Colgan’s work on Irish hagiology is of undoubted value. Though unfortunately of very weak constitution, he was a man of great ability and industry, and with a sound critical sense. His knowledge of the Irish language enabled him to turn to good account the vast collection of manuscripts (now unfortunately for the greater part lost) which had been collected at the instigation of Ward, while his acquaintance with the traditions existing among the native Irish of his time, about the various names of persons and places, gave him an advantage over writers of the present day. It must be remembered, however, that Colgan, though a fluent Irish speaker, had not, and from the nature of things could not have, a knowledge of the grammatical forms of Old and Middle Irish. Hence his judgments about the dating of the manuscripts and about the meaning of certain difficult expressions ought not to be put forward as irreversible. In other words, Colgan should be judged by the criteria of his time; from this point of view his work on the ecclesiastical history of Ireland is unequalled. But his opinions are not decisive evidences of truth at the present day, especially when pitted against the views of the most skilled students of Old and Middle Irish grammar and texts.
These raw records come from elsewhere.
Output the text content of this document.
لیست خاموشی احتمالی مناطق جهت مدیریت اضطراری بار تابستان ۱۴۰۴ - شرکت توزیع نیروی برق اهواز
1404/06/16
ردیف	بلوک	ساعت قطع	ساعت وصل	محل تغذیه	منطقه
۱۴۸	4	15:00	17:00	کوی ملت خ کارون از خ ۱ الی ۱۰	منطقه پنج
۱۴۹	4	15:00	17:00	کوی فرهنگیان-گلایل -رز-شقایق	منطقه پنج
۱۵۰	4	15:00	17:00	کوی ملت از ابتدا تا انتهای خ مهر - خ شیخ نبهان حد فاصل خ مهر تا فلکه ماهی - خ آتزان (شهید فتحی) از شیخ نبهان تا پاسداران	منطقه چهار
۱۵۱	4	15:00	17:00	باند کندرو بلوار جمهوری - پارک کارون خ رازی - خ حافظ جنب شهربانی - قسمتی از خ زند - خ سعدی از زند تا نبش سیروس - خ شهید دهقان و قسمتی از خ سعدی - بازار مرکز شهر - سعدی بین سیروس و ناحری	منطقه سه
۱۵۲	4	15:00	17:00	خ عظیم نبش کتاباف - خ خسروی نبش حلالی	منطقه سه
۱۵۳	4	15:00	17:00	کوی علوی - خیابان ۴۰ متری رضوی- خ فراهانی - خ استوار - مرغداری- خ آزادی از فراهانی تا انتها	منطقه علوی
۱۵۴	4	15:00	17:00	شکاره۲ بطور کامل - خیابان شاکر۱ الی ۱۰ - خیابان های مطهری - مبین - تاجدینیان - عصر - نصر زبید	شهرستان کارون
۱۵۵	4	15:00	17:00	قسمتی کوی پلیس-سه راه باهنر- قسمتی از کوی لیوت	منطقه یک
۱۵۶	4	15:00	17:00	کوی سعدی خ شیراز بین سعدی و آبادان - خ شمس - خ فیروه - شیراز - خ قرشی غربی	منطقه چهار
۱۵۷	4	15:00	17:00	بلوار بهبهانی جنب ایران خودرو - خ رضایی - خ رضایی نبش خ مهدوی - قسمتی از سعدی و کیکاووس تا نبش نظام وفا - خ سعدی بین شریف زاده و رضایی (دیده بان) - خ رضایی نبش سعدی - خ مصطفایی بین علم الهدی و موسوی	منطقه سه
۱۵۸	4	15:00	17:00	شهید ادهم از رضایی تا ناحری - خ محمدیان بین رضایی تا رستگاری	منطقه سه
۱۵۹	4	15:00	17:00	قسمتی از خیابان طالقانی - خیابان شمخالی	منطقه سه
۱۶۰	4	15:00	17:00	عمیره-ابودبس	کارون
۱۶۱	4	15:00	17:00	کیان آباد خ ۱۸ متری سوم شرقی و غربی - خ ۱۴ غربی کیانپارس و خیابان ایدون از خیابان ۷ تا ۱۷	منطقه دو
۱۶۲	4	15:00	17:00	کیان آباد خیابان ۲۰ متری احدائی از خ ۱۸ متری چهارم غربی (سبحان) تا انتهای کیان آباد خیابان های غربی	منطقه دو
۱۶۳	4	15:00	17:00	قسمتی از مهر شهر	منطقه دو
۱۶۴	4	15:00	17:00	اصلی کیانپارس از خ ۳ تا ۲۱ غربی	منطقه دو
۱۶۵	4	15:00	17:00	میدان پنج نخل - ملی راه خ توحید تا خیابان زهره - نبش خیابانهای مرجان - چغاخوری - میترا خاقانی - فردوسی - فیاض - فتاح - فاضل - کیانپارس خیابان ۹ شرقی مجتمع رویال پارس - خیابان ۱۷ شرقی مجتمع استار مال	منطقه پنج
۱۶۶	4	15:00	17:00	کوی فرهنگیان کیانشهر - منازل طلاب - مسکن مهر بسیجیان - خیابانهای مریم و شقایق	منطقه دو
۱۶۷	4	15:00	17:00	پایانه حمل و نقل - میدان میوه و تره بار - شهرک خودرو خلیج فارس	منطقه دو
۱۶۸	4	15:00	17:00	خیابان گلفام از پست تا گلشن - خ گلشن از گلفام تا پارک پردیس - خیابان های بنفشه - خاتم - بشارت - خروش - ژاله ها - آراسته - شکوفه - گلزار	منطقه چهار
His principal works are: “Acta Sanctorum veteris et majoris Scotia seu Hibernian, Sanctorum Insulin, partim ex variis per Europam MS. Codicibus exscripta, partim ex antiquis monumentis et probatis Auctoribus eruta et congesta; omnia Notis et Appendicibus illustrata. Tomus primus qui de Sacris Hibernian Antiquitatibus est tertius, Januarium, Februarium et Martium cornplectens” (Louvain, 1645); “Triadis Thaumaturgae, seu Divorum Patricii Columbae et Brigid, trium Veteris et Majoris Scotian, seu Hibernian, Sanctorum Insulin, communium Patronorum Acta, Tomus Secundus Sacrarum ejusdem Insulin Antiquitatum” (Louvain, 1647); “Tractatus de Vita, Patric, Scriptis Johannis Scoti, Doctoris Subtilis” (Antwerp, 1655)
Besides these he left in manuscript “De Apostolatu Hibernorum inter exteras Gentes cum Indite Alphahetico de exteris sanctis” (852 pages); “De Sanctis in Anglia, Britannia Aremorica, in reliqua, Gallia, in Belgio” (1068 pages); “De Sanctis in Lotharingia et Burgundia, in Germania ad senestram et dexteram Rheni, in Italia” (920 pages). Some of these invaluable manuscripts, though eagerly sought for, have not yet been traced (see Gilbert, National MSS. of Ireland, London, 1884; or Doherty, op. cit. below, 81-82).